The other caveat, is that this dataframe needs to be appended to. It needs to remain as multiple csv files are passed into it. I think I'll probably have it write out to it's own csv at the end (it's eventually going to NETCDF4).

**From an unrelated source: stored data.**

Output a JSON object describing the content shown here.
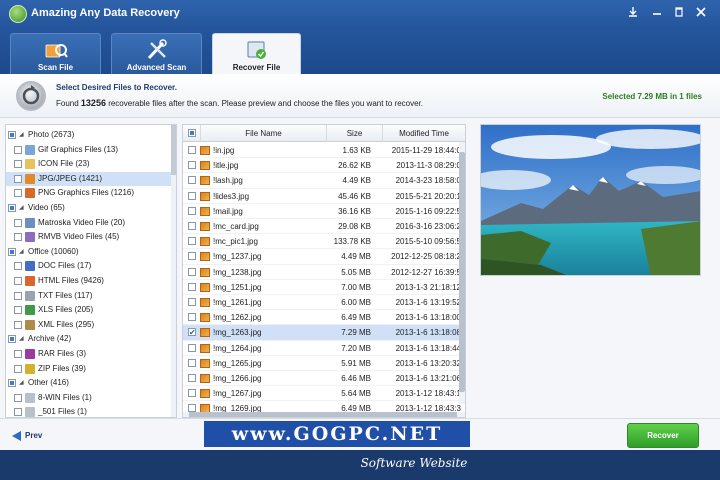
{
  "window": {
    "title": "Amazing Any Data Recovery",
    "controls": [
      "restore-icon",
      "minimize-icon",
      "maximize-icon",
      "close-icon"
    ]
  },
  "tabs": [
    {
      "label": "Scan File",
      "icon": "scan-file-icon",
      "active": false
    },
    {
      "label": "Advanced Scan",
      "icon": "tools-icon",
      "active": false
    },
    {
      "label": "Recover File",
      "icon": "recover-file-icon",
      "active": true
    }
  ],
  "info": {
    "heading": "Select Desired Files to Recover.",
    "found_prefix": "Found",
    "found_count": "13256",
    "found_suffix": "recoverable files after the scan. Please preview and choose the files you want to recover.",
    "selected_summary": "Selected 7.29 MB in 1 files"
  },
  "tree": [
    {
      "label": "Photo (2673)",
      "level": 0,
      "icon": "",
      "selected": false
    },
    {
      "label": "Gif Graphics Files (13)",
      "level": 1,
      "icon": "gif-icon",
      "selected": false
    },
    {
      "label": "ICON File (23)",
      "level": 1,
      "icon": "ico-icon",
      "selected": false
    },
    {
      "label": "JPG/JPEG (1421)",
      "level": 1,
      "icon": "jpg-icon",
      "selected": true
    },
    {
      "label": "PNG Graphics Files (1216)",
      "level": 1,
      "icon": "png-icon",
      "selected": false
    },
    {
      "label": "Video (65)",
      "level": 0,
      "icon": "",
      "selected": false
    },
    {
      "label": "Matroska Video File (20)",
      "level": 1,
      "icon": "mkv-icon",
      "selected": false
    },
    {
      "label": "RMVB Video Files (45)",
      "level": 1,
      "icon": "rmvb-icon",
      "selected": false
    },
    {
      "label": "Office (10060)",
      "level": 0,
      "icon": "",
      "selected": false
    },
    {
      "label": "DOC Files (17)",
      "level": 1,
      "icon": "doc-icon",
      "selected": false
    },
    {
      "label": "HTML Files (9426)",
      "level": 1,
      "icon": "html-icon",
      "selected": false
    },
    {
      "label": "TXT Files (117)",
      "level": 1,
      "icon": "txt-icon",
      "selected": false
    },
    {
      "label": "XLS Files (205)",
      "level": 1,
      "icon": "xls-icon",
      "selected": false
    },
    {
      "label": "XML Files (295)",
      "level": 1,
      "icon": "xml-icon",
      "selected": false
    },
    {
      "label": "Archive (42)",
      "level": 0,
      "icon": "",
      "selected": false
    },
    {
      "label": "RAR Files (3)",
      "level": 1,
      "icon": "rar-icon",
      "selected": false
    },
    {
      "label": "ZIP Files (39)",
      "level": 1,
      "icon": "zip-icon",
      "selected": false
    },
    {
      "label": "Other (416)",
      "level": 0,
      "icon": "",
      "selected": false
    },
    {
      "label": "8-WIN Files (1)",
      "level": 1,
      "icon": "generic-file-icon",
      "selected": false
    },
    {
      "label": "_501 Files (1)",
      "level": 1,
      "icon": "generic-file-icon",
      "selected": false
    }
  ],
  "file_list": {
    "columns": [
      "File Name",
      "Size",
      "Modified Time"
    ],
    "rows": [
      {
        "name": "!in.jpg",
        "size": "1.63 KB",
        "time": "2015-11-29 18:44:0",
        "checked": false
      },
      {
        "name": "!itle.jpg",
        "size": "26.62 KB",
        "time": "2013-11-3 08:29:0",
        "checked": false
      },
      {
        "name": "!lash.jpg",
        "size": "4.49 KB",
        "time": "2014-3-23 18:58:0",
        "checked": false
      },
      {
        "name": "!lides3.jpg",
        "size": "45.46 KB",
        "time": "2015-5-21 20:20:1",
        "checked": false
      },
      {
        "name": "!mail.jpg",
        "size": "36.16 KB",
        "time": "2015-1-16 09:22:5",
        "checked": false
      },
      {
        "name": "!mc_card.jpg",
        "size": "29.08 KB",
        "time": "2016-3-16 23:06:2",
        "checked": false
      },
      {
        "name": "!mc_pic1.jpg",
        "size": "133.78 KB",
        "time": "2015-5-10 09:56:5",
        "checked": false
      },
      {
        "name": "!mg_1237.jpg",
        "size": "4.49 MB",
        "time": "2012-12-25 08:18:2",
        "checked": false
      },
      {
        "name": "!mg_1238.jpg",
        "size": "5.05 MB",
        "time": "2012-12-27 16:39:5",
        "checked": false
      },
      {
        "name": "!mg_1251.jpg",
        "size": "7.00 MB",
        "time": "2013-1-3 21:18:12",
        "checked": false
      },
      {
        "name": "!mg_1261.jpg",
        "size": "6.00 MB",
        "time": "2013-1-6 13:19:52",
        "checked": false
      },
      {
        "name": "!mg_1262.jpg",
        "size": "6.49 MB",
        "time": "2013-1-6 13:18:00",
        "checked": false
      },
      {
        "name": "!mg_1263.jpg",
        "size": "7.29 MB",
        "time": "2013-1-6 13:18:08",
        "checked": true
      },
      {
        "name": "!mg_1264.jpg",
        "size": "7.20 MB",
        "time": "2013-1-6 13:18:44",
        "checked": false
      },
      {
        "name": "!mg_1265.jpg",
        "size": "5.91 MB",
        "time": "2013-1-6 13:20:32",
        "checked": false
      },
      {
        "name": "!mg_1266.jpg",
        "size": "6.46 MB",
        "time": "2013-1-6 13:21:06",
        "checked": false
      },
      {
        "name": "!mg_1267.jpg",
        "size": "5.64 MB",
        "time": "2013-1-12 18:43:1",
        "checked": false
      },
      {
        "name": "!mg_1269.jpg",
        "size": "6.49 MB",
        "time": "2013-1-12 18:43:3",
        "checked": false
      }
    ]
  },
  "preview": {
    "image": "lake-mountain-landscape-photo"
  },
  "footer": {
    "prev_label": "Prev",
    "recover_label": "Recover"
  },
  "watermark": {
    "url": "www.GOGPC.NET",
    "tagline": "Software Website"
  }
}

Assuming you have the following CSV files:
test1.csv:
year,month,day,Direct
1992,1,1,11
2013,5,30,11
2004,9,1,11
test2.csv:
year,month,day,Direct,Direct2
1992,1,1,21,201
2013,5,30,21,202
2004,9,1,21,203
test3.csv:
year,month,day,File3
1992,1,1,text1
2013,5,30,text2
2004,9,1,text3
2016,1,1,unmatching_date
Solution:
import glob
import pandas as pd
files = glob.glob(r'd:/temp/test*.csv')
def get_merged(files, **kwargs):
df = pd.read_csv(files[0], **kwargs)
for f in files[1:]:
df = df.merge(pd.read_csv(f, **kwargs), how='outer')
return df
print(get_merged(files))
Output:
year month day Direct Direct Direct2 File3
0 1992 1 1 11.0 21.0 201.0 text1
1 2013 5 30 11.0 21.0 202.0 text2
2 2004 9 1 11.0 21.0 203.0 text3
3 2016 1 1 NaN NaN NaN unmatching_date
UPDATE: usual idiomatic pd.concat(list_of_dfs) solution wouldn't work here, because it's joining by indexes:
In [192]: pd.concat([pd.read_csv(f) for f in glob.glob(file_mask)], axis=0, ignore_index=True)
Out[192]:
Direct Direct Direct2 File3 day month year
0 NaN 11.0 NaN NaN 1 1 1992
1 NaN 11.0 NaN NaN 30 5 2013
2 NaN 11.0 NaN NaN 1 9 2004
3 21.0 NaN 201.0 NaN 1 1 1992
4 21.0 NaN 202.0 NaN 30 5 2013
5 21.0 NaN 203.0 NaN 1 9 2004
6 NaN NaN NaN text1 1 1 1992
7 NaN NaN NaN text2 30 5 2013
8 NaN NaN NaN text3 1 9 2004
9 NaN NaN NaN unmatching_date 1 1 2016
In [193]: pd.concat([pd.read_csv(f) for f in glob.glob(file_mask)], axis=1, ignore_index=True)
Out[193]:
0 1 2 3 4 5 6 7 8 9 10 11 12
0 1992.0 1.0 1.0 11.0 1992.0 1.0 1.0 21.0 201.0 1992 1 1 text1
1 2013.0 5.0 30.0 11.0 2013.0 5.0 30.0 21.0 202.0 2013 5 30 text2
2 2004.0 9.0 1.0 11.0 2004.0 9.0 1.0 21.0 203.0 2004 9 1 text3
3 NaN NaN NaN NaN NaN NaN NaN NaN NaN 2016 1 1 unmatching_date
or using index_col=None explicitly:
In [194]: pd.concat([pd.read_csv(f, index_col=None) for f in glob.glob(file_mask)], axis=0, ignore_index=True)
Out[194]:
Direct Direct Direct2 File3 day month year
0 NaN 11.0 NaN NaN 1 1 1992
1 NaN 11.0 NaN NaN 30 5 2013
2 NaN 11.0 NaN NaN 1 9 2004
3 21.0 NaN 201.0 NaN 1 1 1992
4 21.0 NaN 202.0 NaN 30 5 2013
5 21.0 NaN 203.0 NaN 1 9 2004
6 NaN NaN NaN text1 1 1 1992
7 NaN NaN NaN text2 30 5 2013
8 NaN NaN NaN text3 1 9 2004
9 NaN NaN NaN unmatching_date 1 1 2016
In [195]: pd.concat([pd.read_csv(f, index_col=None) for f in glob.glob(file_mask)], axis=1, ignore_index=True)
Out[195]:
0 1 2 3 4 5 6 7 8 9 10 11 12
0 1992.0 1.0 1.0 11.0 1992.0 1.0 1.0 21.0 201.0 1992 1 1 text1
1 2013.0 5.0 30.0 11.0 2013.0 5.0 30.0 21.0 202.0 2013 5 30 text2
2 2004.0 9.0 1.0 11.0 2004.0 9.0 1.0 21.0 203.0 2004 9 1 text3
3 NaN NaN NaN NaN NaN NaN NaN NaN NaN 2016 1 1 unmatching_date
The following more idiomatic solution works, but it changes original order of columns and rows / data:
In [224]: dfs = [pd.read_csv(f, index_col=None) for f in glob.glob(r'd:/temp/test*.csv')]
...:
...: common_cols = list(set.intersection(*[set(x.columns.tolist()) for x in dfs]))
...:
...: pd.concat((df.set_index(common_cols) for df in dfs), axis=1).reset_index()
...:
Out[224]:
month day year Direct Direct Direct2 File3
0 1 1 1992 11.0 21.0 201.0 text1
1 1 1 2016 NaN NaN NaN unmatching_date
2 5 30 2013 11.0 21.0 202.0 text2
3 9 1 2004 11.0 21.0 203.0 text3
Can't pandas take care of this automagically?
http://pandas.pydata.org/pandas-docs/stable/merging.html#concatenating-using-append
If your indices overlap, don't forget to add 'ignore_index=True'
First, run through all the files to define the common headers :
csv_path = './csv_files'
csv_separator = ','
full_headers = []
for fn in os.listdir(csv_path):
with open(fn, 'r') as f:
headers = f.readline().split(csv_separator)
full_headers += full_headers + list(set(full_headers) - set(headers))
Then write your header line into your output file, and run again through all the files to fill it.
You can use : csv.DictReader(open('myfile.csv')) to be able to match the headers to their designated column simply.